Índia Himachal

Shimla, Índia – Farhan Khan diz que ainda sente um arrepio na espinha quando se lembra do dia em que uma manifestação anti-muçulmana foi realizada na sua pacata cidade no estado de Himachal Pradesh, no norte da Índia.

Em 17 de setembro, o alfaiate de 26 anos abriu sua loja em Solan, como de costume, por volta das 11h30, quando dois homens vestindo roupas cor de açafrão se aproximaram dele. Um deles gravou o encontro em seu celular.

“Eles apontaram a câmera para o meu rosto, lançando insultos e exigindo saber por que abri minha loja. Depois, outro grupo de homens juntou-se a eles e todos se tornaram violentos”, disse Farhan à Al Jazeera.

Ele disse que foi então “arrastado pela multidão” para ajudar a identificar mais lojas de propriedade muçulmana na área. “Identifiquei cinco ou seis lojas e pedi-lhes que fechassem”, disse ele.

O pitoresco estado de Himachal Pradesh, um destino popular para turistas indianos que fogem do calor brutal do verão e do outono do norte da Índia, está nervoso há mais de um mês depois que grupos hindus de extrema direita exigiram a demolição de uma mesquita na capital do estado. Shimla. Essa exigência logo se transformou numa campanha anti-muçulmana mais ampla, destinada a instituir um boicote económico contra eles e até incluiu apelos à expulsar os muçulmanos do estado.

‘Me tranquei em casa por dois dias’

De acordo com uma reportagem do jornal The Hindu, um confronto entre um residente de Shimla e alguns trabalhadores na cidade de Sanjauli, no distrito de Shimla, sobre o pagamento de salários em 31 de Agosto transformou-se numa bola de neve em tensões religiosas em poucos dias.

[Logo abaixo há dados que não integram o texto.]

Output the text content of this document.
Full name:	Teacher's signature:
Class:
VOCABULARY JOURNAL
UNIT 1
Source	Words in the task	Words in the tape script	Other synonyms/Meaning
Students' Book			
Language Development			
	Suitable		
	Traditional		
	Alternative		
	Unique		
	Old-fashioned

Em 10 de setembro, moradores de Sanjauli, liderados por alguns grupos hindus, incluindo o Vishwa Hindu Parishad (Conselho Mundial Hindu ou VHP), reuniram-se em frente à mesquita de cinco andares no centro da cidade, alegando que se tratava de uma construção ilegal e que, portanto, deveria ser demolido.

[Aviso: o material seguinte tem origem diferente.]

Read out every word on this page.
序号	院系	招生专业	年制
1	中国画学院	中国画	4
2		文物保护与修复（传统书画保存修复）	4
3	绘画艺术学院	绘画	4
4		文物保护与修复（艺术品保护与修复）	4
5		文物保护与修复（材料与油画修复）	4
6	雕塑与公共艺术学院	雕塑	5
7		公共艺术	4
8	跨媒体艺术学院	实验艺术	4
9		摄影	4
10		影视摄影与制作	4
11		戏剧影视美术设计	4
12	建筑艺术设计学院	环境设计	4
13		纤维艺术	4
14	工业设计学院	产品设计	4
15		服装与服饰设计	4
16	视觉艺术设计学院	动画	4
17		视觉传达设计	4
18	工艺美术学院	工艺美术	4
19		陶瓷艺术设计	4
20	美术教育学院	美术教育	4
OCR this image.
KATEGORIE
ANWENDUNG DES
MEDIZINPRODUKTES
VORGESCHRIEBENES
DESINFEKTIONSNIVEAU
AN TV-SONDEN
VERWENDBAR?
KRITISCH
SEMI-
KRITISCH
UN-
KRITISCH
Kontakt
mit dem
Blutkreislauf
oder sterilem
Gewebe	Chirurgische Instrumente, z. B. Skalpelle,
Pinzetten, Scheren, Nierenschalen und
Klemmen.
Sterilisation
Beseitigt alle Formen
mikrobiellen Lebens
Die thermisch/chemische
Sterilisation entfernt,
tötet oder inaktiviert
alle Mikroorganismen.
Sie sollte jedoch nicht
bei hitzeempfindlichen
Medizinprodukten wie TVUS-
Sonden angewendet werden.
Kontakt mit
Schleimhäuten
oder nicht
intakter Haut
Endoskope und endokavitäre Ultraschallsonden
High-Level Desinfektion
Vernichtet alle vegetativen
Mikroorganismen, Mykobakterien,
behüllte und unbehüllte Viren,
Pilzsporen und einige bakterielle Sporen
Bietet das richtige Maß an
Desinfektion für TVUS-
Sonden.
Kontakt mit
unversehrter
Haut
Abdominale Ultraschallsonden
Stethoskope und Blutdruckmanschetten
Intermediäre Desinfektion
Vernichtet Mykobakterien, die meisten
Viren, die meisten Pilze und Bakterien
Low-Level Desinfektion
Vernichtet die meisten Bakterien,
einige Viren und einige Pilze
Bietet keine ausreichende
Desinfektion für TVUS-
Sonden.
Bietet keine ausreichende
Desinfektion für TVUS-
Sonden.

O VHP é membro de uma rede nacional de grupos hindus de direita, liderados pela Rashtriya Swayamsevak Sangh (Associação Nacional de Voluntários ou RSS), uma organização paramilitar secreta formada há 100 anos que defende a conversão de uma Índia constitucionalmente secular numa Índia constitucionalmente secular. Estado hindu. O RSS é também a fonte ideológica do Partido Bharatiya Janata (BJP) do primeiro-ministro Narendra Modi e conta-o entre os seus milhões de membros vitalícios dentro e fora da Índia.

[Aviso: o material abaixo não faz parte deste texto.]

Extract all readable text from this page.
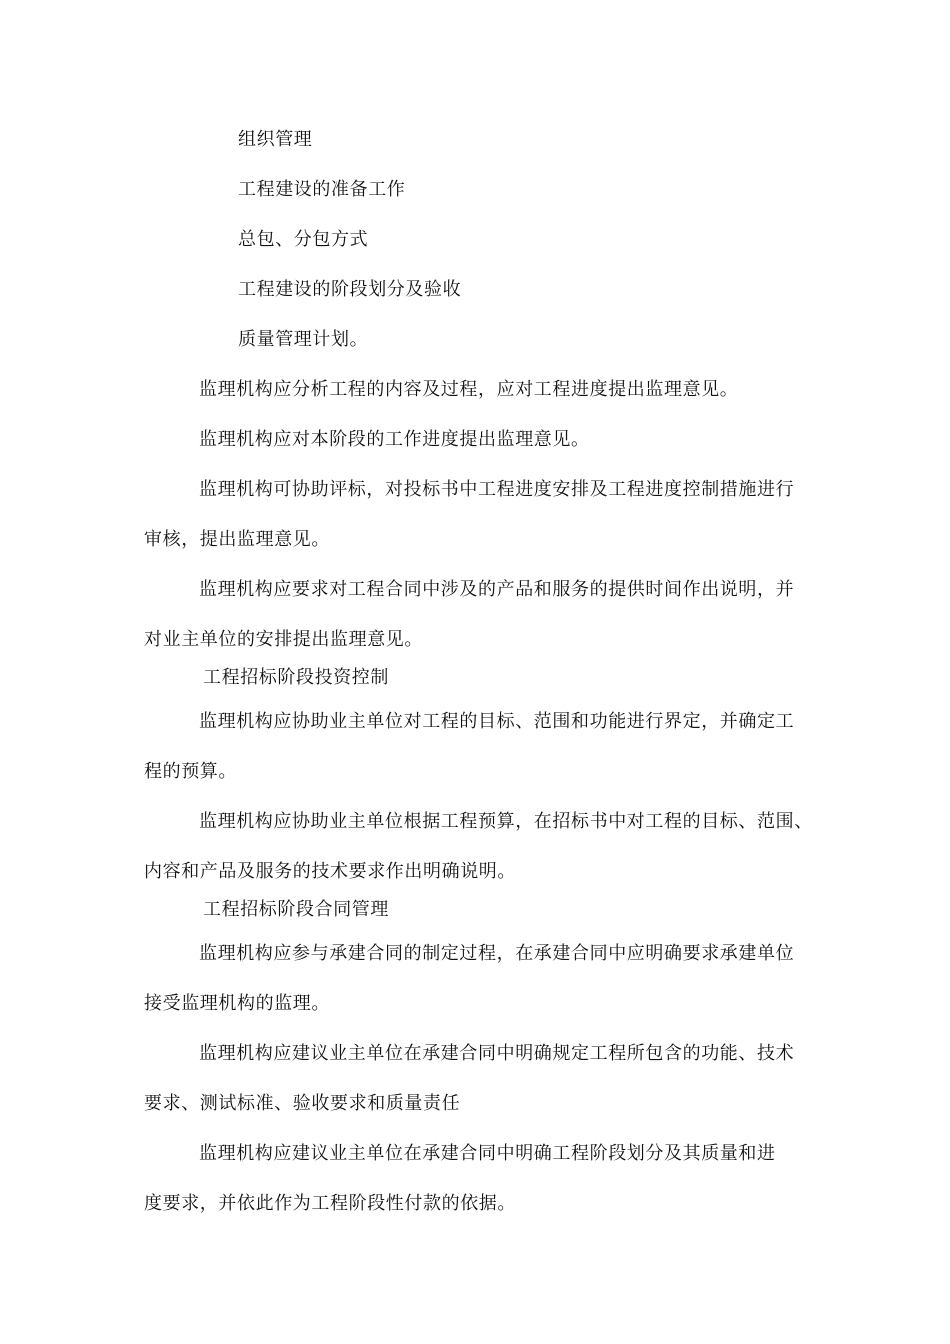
组织管理
工程建设的准备工作
总包、分包方式
工程建设的阶段划分及验收
质量管理计划。
监理机构应分析工程的内容及过程，应对工程进度提出监理意见。
监理机构应对本阶段的工作进度提出监理意见。
监理机构可协助评标，对投标书中工程进度安排及工程进度控制措施进行
审核，提出监理意见。
监理机构应要求对工程合同中涉及的产品和服务的提供时间作出说明，并
对业主单位的安排提出监理意见。
工程招标阶段投资控制
监理机构应协助业主单位对工程的目标、范围和功能进行界定，并确定工
程的预算。
监理机构应协助业主单位根据工程预算，在招标书中对工程的目标、范围、
内容和产品及服务的技术要求作出明确说明。
工程招标阶段合同管理
监理机构应参与承建合同的制定过程，在承建合同中应明确要求承建单位
接受监理机构的监理。
监理机构应建议业主单位在承建合同中明确规定工程所包含的功能、技术
要求、测试标准、验收要求和质量责任
监理机构应建议业主单位在承建合同中明确工程阶段划分及其质量和进
度要求，并依此作为工程阶段性付款的依据。
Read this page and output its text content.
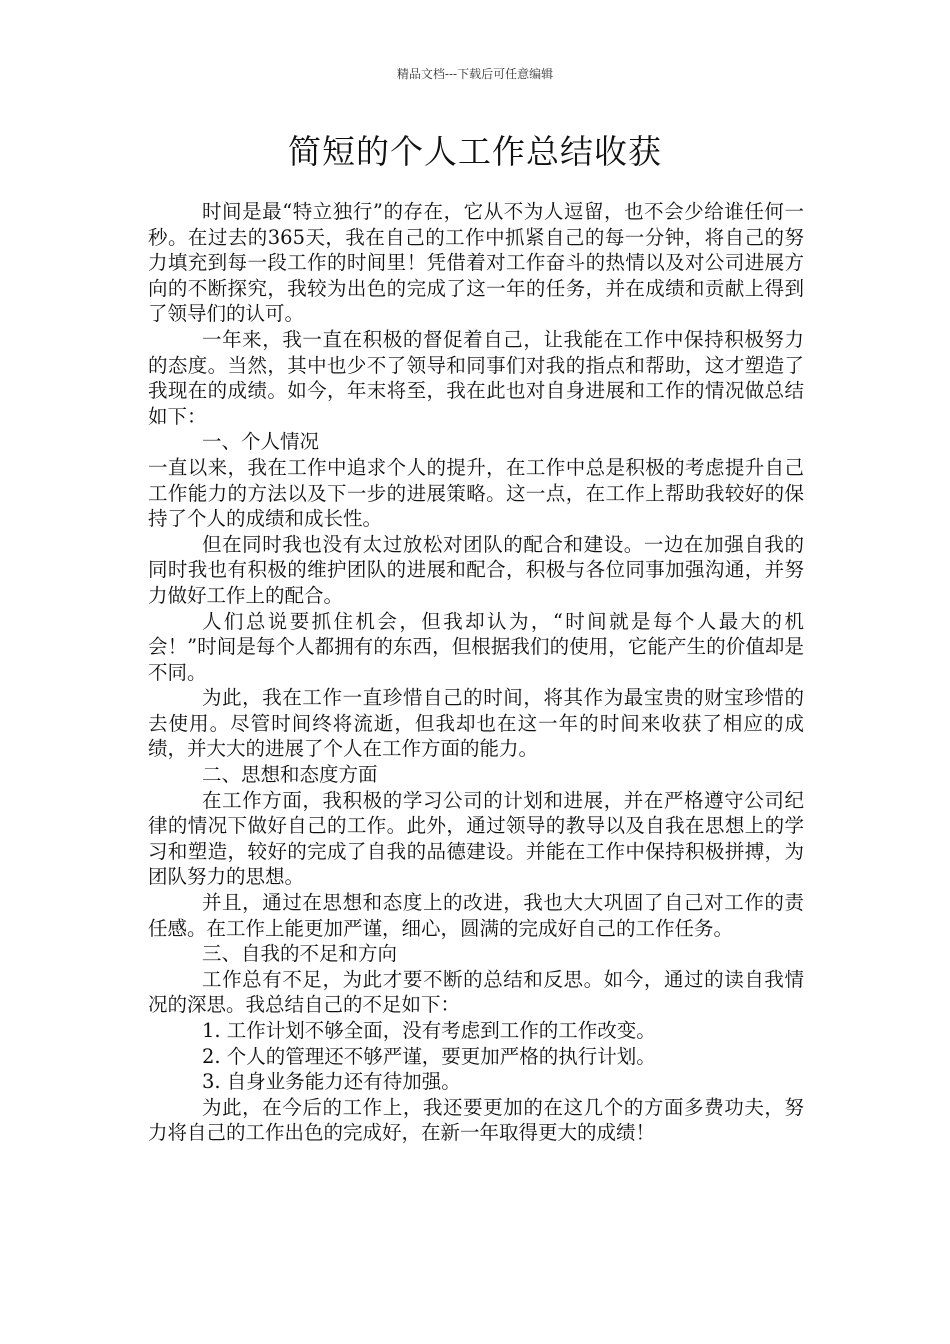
精品文档---下载后可任意编辑
简短的个人工作总结收获

时间是最“特立独行”的存在，它从不为人逗留，也不会少给谁任何一秒。在过去的365天，我在自己的工作中抓紧自己的每一分钟，将自己的努力填充到每一段工作的时间里！凭借着对工作奋斗的热情以及对公司进展方向的不断探究，我较为出色的完成了这一年的任务，并在成绩和贡献上得到了领导们的认可。

一年来，我一直在积极的督促着自己，让我能在工作中保持积极努力的态度。当然，其中也少不了领导和同事们对我的指点和帮助，这才塑造了我现在的成绩。如今，年末将至，我在此也对自身进展和工作的情况做总结如下：

一、个人情况

一直以来，我在工作中追求个人的提升，在工作中总是积极的考虑提升自己工作能力的方法以及下一步的进展策略。这一点，在工作上帮助我较好的保持了个人的成绩和成长性。

但在同时我也没有太过放松对团队的配合和建设。一边在加强自我的同时我也有积极的维护团队的进展和配合，积极与各位同事加强沟通，并努力做好工作上的配合。

人们总说要抓住机会，但我却认为，“时间就是每个人最大的机会！”时间是每个人都拥有的东西，但根据我们的使用，它能产生的价值却是不同。

为此，我在工作一直珍惜自己的时间，将其作为最宝贵的财宝珍惜的去使用。尽管时间终将流逝，但我却也在这一年的时间来收获了相应的成绩，并大大的进展了个人在工作方面的能力。

二、思想和态度方面

在工作方面，我积极的学习公司的计划和进展，并在严格遵守公司纪律的情况下做好自己的工作。此外，通过领导的教导以及自我在思想上的学习和塑造，较好的完成了自我的品德建设。并能在工作中保持积极拼搏，为团队努力的思想。

并且，通过在思想和态度上的改进，我也大大巩固了自己对工作的责任感。在工作上能更加严谨，细心，圆满的完成好自己的工作任务。

三、自我的不足和方向

工作总有不足，为此才要不断的总结和反思。如今，通过的读自我情况的深思。我总结自己的不足如下：

1. 工作计划不够全面，没有考虑到工作的工作改变。

2. 个人的管理还不够严谨，要更加严格的执行计划。

3. 自身业务能力还有待加强。

为此，在今后的工作上，我还要更加的在这几个的方面多费功夫，努力将自己的工作出色的完成好，在新一年取得更大的成绩！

A campanha contra a mesquita Sanjauli rapidamente se transformou em protestos anti-muçulmanos mais amplos em Himachal Pradesh, um estado onde apenas 2% da população é muçulmana e onde o ódio religioso numa tal escala nunca tinha sido visto, ao contrário de vários outros estados do norte da Índia.

No dia 11 de Setembro, um dia depois das manifestações à porta da mesquita, grupos hindus marcharam da cidade vizinha de Malyana até Sanjauli e apresentaram uma lista de exigências, incluindo a remoção de todos os trabalhadores migrantes “ilegais”, mesquitas “ilegais” e outras estruturas religiosas pertencentes a muçulmanos. No dia seguinte, numa acção aparentemente conciliatória destinada a acalmar as tensões, a direcção da mesquita entregou uma carta ao comissário municipal, pedindo-lhe que selasse a parte alegadamente ilegal do edifício.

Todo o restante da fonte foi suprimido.